Удобное время поговорить об этом в поезде. Попутчиков в купе у них, кажется, не будет. Или опоздали, или…
Нет, не опоздали! За минуту до отправления в их тет-а-тет влетели две рослые, дородные красавицы около тридцати.
— Ой, мужчина, можно попросить вас выйти, а мы переоденемся?
Трешнев исчез за дверью и не возвратился, даже когда девушки переоделись.
Ксения выглянула в коридор.
В позе утомленного гусара Трешнев стоял рядом с Инессой.
Видно, выучилась у него прожигать взглядом, — обернулся.
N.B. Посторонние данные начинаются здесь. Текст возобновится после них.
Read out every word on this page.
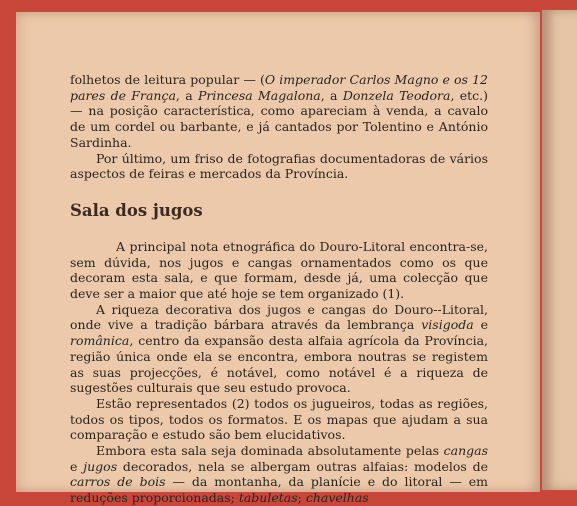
folhetos de leitura popular — (O imperador Carlos Magno e os 12 pares de França, a Princesa Magalona, a Donzela Teodora, etc.) — na posição característica, como apareciam à venda, a cavalo de um cordel ou barbante, e já cantados por Tolentino e António Sardinha.

Por último, um friso de fotografias documentadoras de vários aspectos de feiras e mercados da Província.

Sala dos jugos

A principal nota etnográfica do Douro-Litoral encontra-se, sem dúvida, nos jugos e cangas ornamentados como os que decoram esta sala, e que formam, desde já, uma colecção que deve ser a maior que até hoje se tem organizado (1).

A riqueza decorativa dos jugos e cangas do Douro--Litoral, onde vive a tradição bárbara através da lembrança visigoda e românica, centro da expansão desta alfaia agrícola da Província, região única onde ela se encontra, embora noutras se registem as suas projecções, é notável, como notável é a riqueza de sugestões culturais que seu estudo provoca.

Estão representados (2) todos os jugueiros, todas as regiões, todos os tipos, todos os formatos. E os mapas que ajudam a sua comparação e estudo são bem elucidativos.

Embora esta sala seja dominada absolutamente pelas cangas e jugos decorados, nela se albergam outras alfaias: modelos de carros de bois — da montanha, da planície e do litoral — em reduções proporcionadas; tabuletas; chavelhas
В два счета с Инессой распрощался — пошел к ней.
А из купе:
— Ну, что? Покурим?
— Покурим!
Не успела перемолвиться с Трешневым и двумя словами, вернулись — накурившиеся.
— Ой, мужчина, может, вы нам шампусик откроете?
Трешнев профессионально, с легким безопасным хлопком, открыл протянутую бутылку.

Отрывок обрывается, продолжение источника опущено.